Was this a reference to Elsa Schiaparelli — and the legendary designer’s perfume? Although she died over forty years ago, her name and brand have been revived — not least with a new designer at this Paris haute couture week.
At Armani Privé, out came shocking pink. It engulfed the lighting and ran as a line of colourful runway carpet. The same juicy shades glowed from casual tops and pants, or more decorative clothes where the intensity was heightened by Lurex threads and Swarovski crystals.
It took time for me to realise — maybe not even until I was backstage and Armani was greeting Naomi Watts and hugging Italian film legend Claudia Cardinale — that there was nothing ironic about Giorgio channelling Schiap.
“I wanted provocative colour,” said the designer, when I asked him about the ‘shocking’ link. And it seemed that this display of vividness and elaborate embellishment was an aesthetic turnaround from last season’s Privé collection, an exercise in serenity, built on images and textures of bamboo.
For this new season, the pink, from catwalk carpet to clothes, seemed like sensual overload.

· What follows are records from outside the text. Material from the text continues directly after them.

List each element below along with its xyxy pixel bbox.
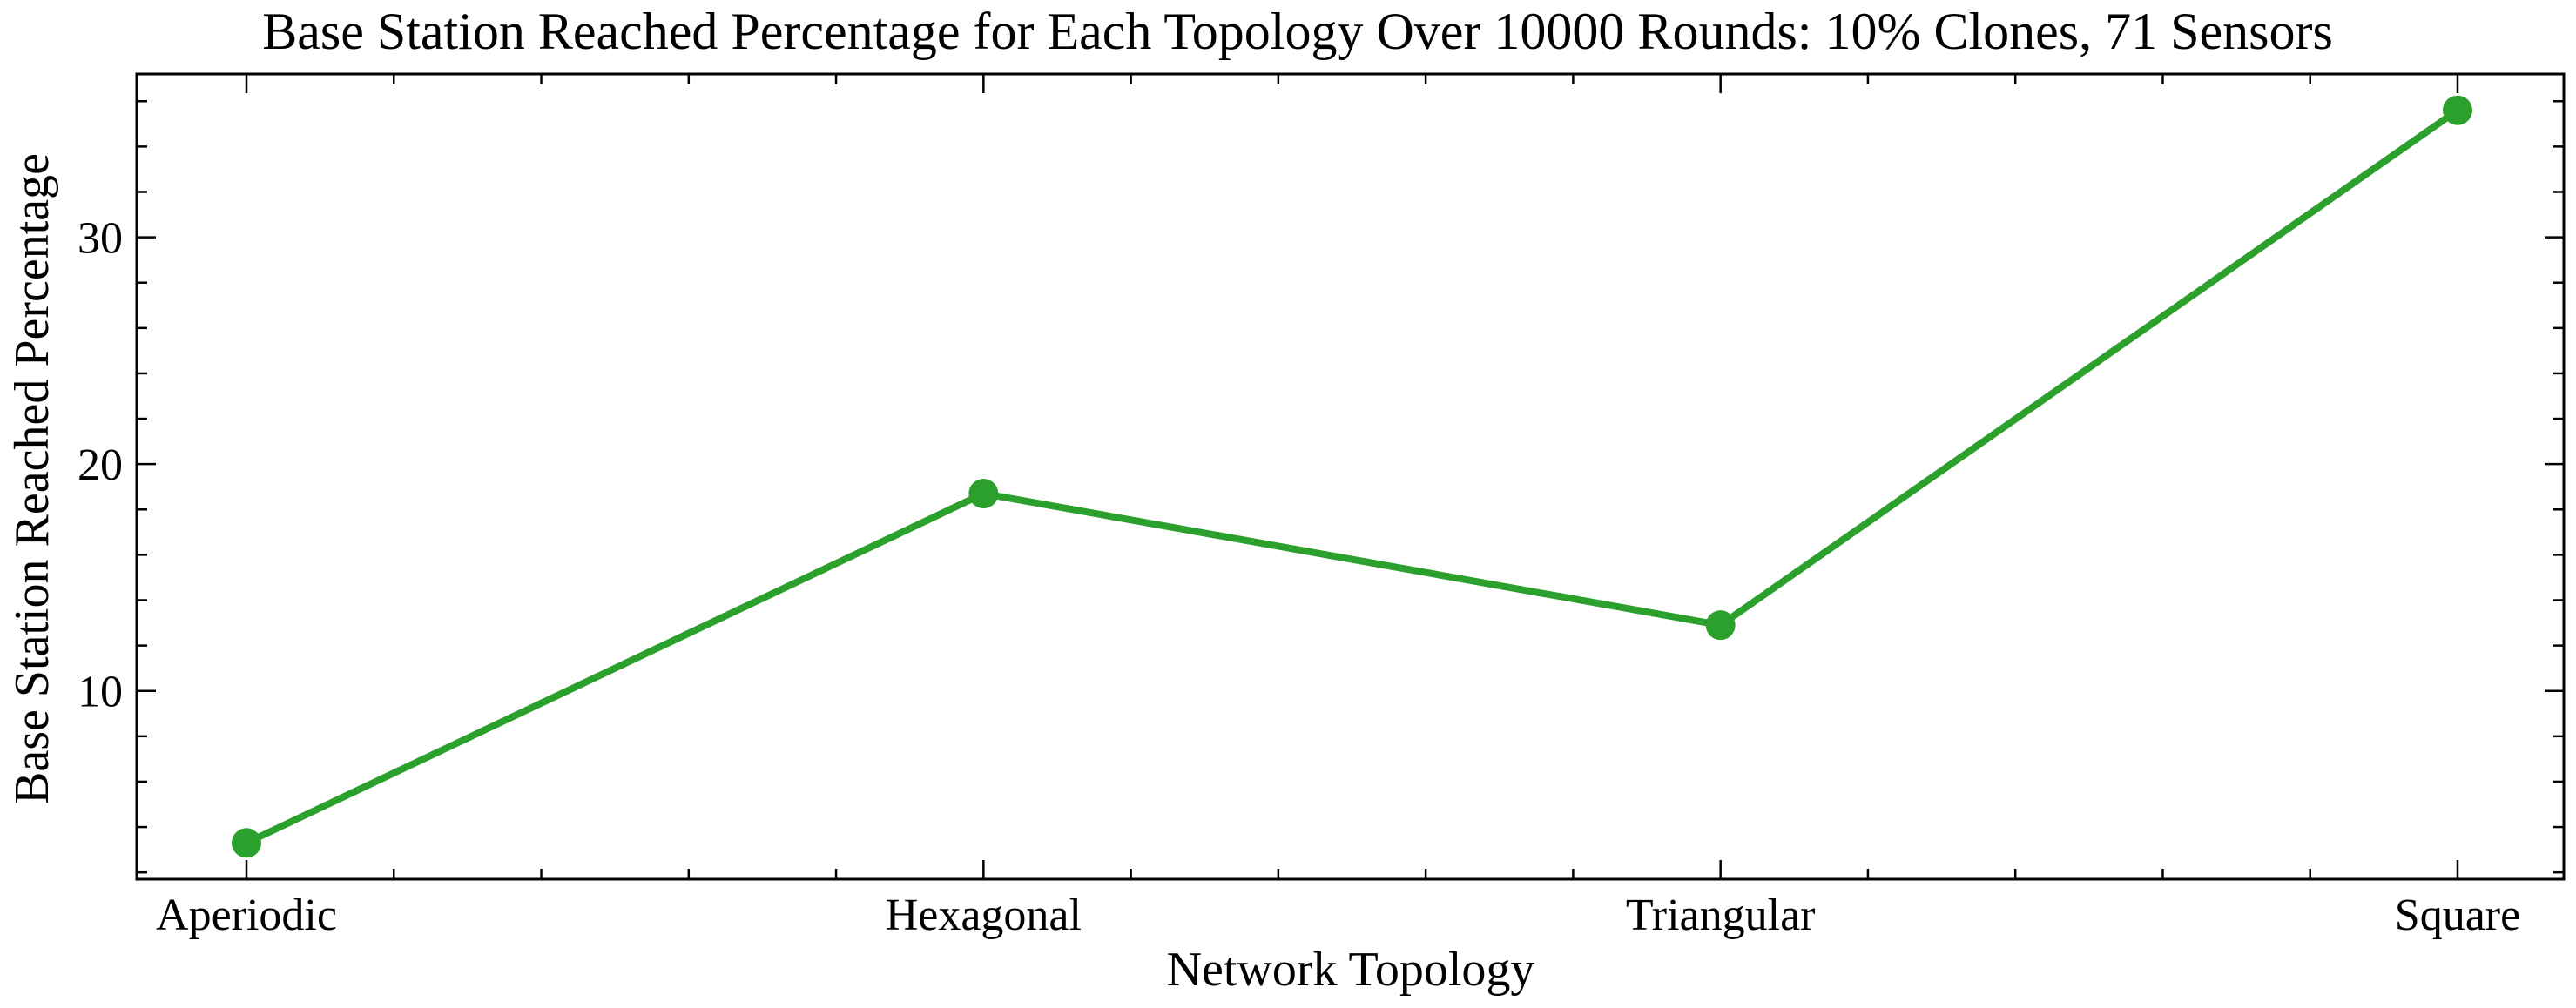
data-point (1705, 610, 1736, 641)
x-tick-label: Hexagonal (886, 890, 1082, 940)
data-point (232, 828, 261, 858)
data-point (968, 479, 999, 509)
series-line (243, 106, 2461, 847)
chart-title: Base Station Reached Percentage for Each… (262, 3, 2333, 60)
axes: 10 20 30 Aperiodic Hexagonal Triangular Square (78, 72, 2566, 940)
x-axis-label: Network Topology (1167, 943, 1535, 997)
x-tick-label: Triangular (1626, 890, 1816, 940)
data-point (2443, 95, 2472, 125)
plot-frame (135, 72, 2566, 881)
y-tick-label: 20 (78, 440, 123, 490)
series-layer (232, 95, 2472, 858)
y-tick-label: 30 (78, 214, 123, 264)
x-tick-label: Aperiodic (156, 890, 337, 940)
y-axis-label: Base Station Reached Percentage (5, 153, 59, 804)
y-tick-label: 10 (78, 668, 123, 717)
x-tick-label: Square (2395, 890, 2520, 940)
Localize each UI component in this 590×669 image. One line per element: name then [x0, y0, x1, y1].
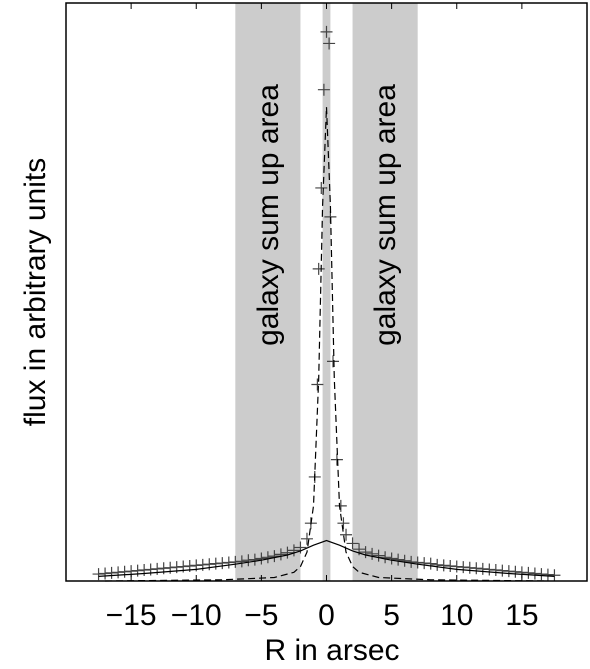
- data-point: [235, 555, 248, 568]
- region-label: galaxy sum up area: [369, 84, 402, 346]
- data-point: [255, 552, 268, 565]
- x-tick-label: −10: [171, 599, 222, 632]
- x-tick-label: −15: [106, 599, 157, 632]
- region-label: galaxy sum up area: [252, 84, 285, 346]
- data-point: [327, 355, 340, 368]
- x-tick-label: 5: [383, 599, 400, 632]
- shaded-region: [352, 3, 418, 581]
- data-point: [323, 37, 336, 50]
- data-point: [274, 548, 287, 561]
- data-point: [317, 83, 330, 96]
- data-point: [312, 262, 325, 275]
- data-point: [424, 557, 437, 570]
- shaded-regions: galaxy sum up area galaxy sum up area: [235, 3, 418, 581]
- data-point: [379, 551, 392, 564]
- data-point: [346, 537, 359, 550]
- x-tick-label: 15: [505, 599, 538, 632]
- data-point: [359, 546, 372, 559]
- data-point: [300, 532, 313, 545]
- data-point: [337, 517, 350, 530]
- data-point: [261, 551, 274, 564]
- data-point: [548, 569, 561, 582]
- series-layer: [92, 25, 561, 582]
- data-point: [385, 552, 398, 565]
- data-point: [392, 553, 405, 566]
- data-point: [320, 25, 333, 38]
- x-tick-label: −5: [244, 599, 278, 632]
- data-point: [340, 528, 353, 541]
- series-dashed-line: [105, 106, 548, 582]
- data-point: [311, 378, 324, 391]
- data-point: [398, 554, 411, 567]
- data-point: [248, 553, 261, 566]
- x-axis-title: R in arsec: [264, 634, 399, 667]
- data-point: [334, 499, 347, 512]
- x-tick-label: 10: [440, 599, 473, 632]
- data-point: [268, 550, 281, 563]
- shaded-region: [322, 3, 331, 581]
- data-point: [287, 544, 300, 557]
- x-tick-label: 0: [318, 599, 335, 632]
- data-point: [315, 181, 328, 194]
- y-axis-title: flux in arbitrary units: [19, 158, 52, 426]
- data-point: [366, 547, 379, 560]
- series-markers: [92, 25, 561, 582]
- data-point: [330, 453, 343, 466]
- series-solid-line: [98, 539, 555, 577]
- x-ticks: −15 −10 −5 0 5 10 15: [106, 3, 539, 632]
- data-point: [372, 549, 385, 562]
- shaded-region: [235, 3, 301, 581]
- data-point: [281, 546, 294, 559]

Yet in individual cases the garments literally glowed. Lurex shimmered through the surfaces, with pinks, blues and purples melded into dresses that were further enhanced by layers of wafting feathers or rich embellishment.
The show opened with some cuddly daywear: a pink chenille jacket — soft, shapely and teamed with black pants. The rest of that outfit – from earrings through to lips, fingernails and shoes – was pink.
The lean daywear silhouettes soon filled out, with pointillist patterns on a soft bottom half. And then came a fluff of pink feathers. As an intense blue infiltrated the rosy hues, the palette became a mix of turquoise, royal blue and — pink.
This ‘one trick’ idea is unusual for Armani, but the range of special effects was impressive: for example three-dimensional silken flowers or blue and green streaks on a feather coat.
It has been many years since Armani was described as ‘Il Signor Beige’ — long before Privé was even ‘born’ as a made-to-order couture line a decade ago. Perhaps because of the designer’s early focus on neutrals, the powerful colours for this Autumn/Winter couture collection seemed constantly surprising, right up to the end of the show.
But, in his fashion, Armani made his pink passion convincing. He seemed, at the cusp of age 81, a designer with something still to say.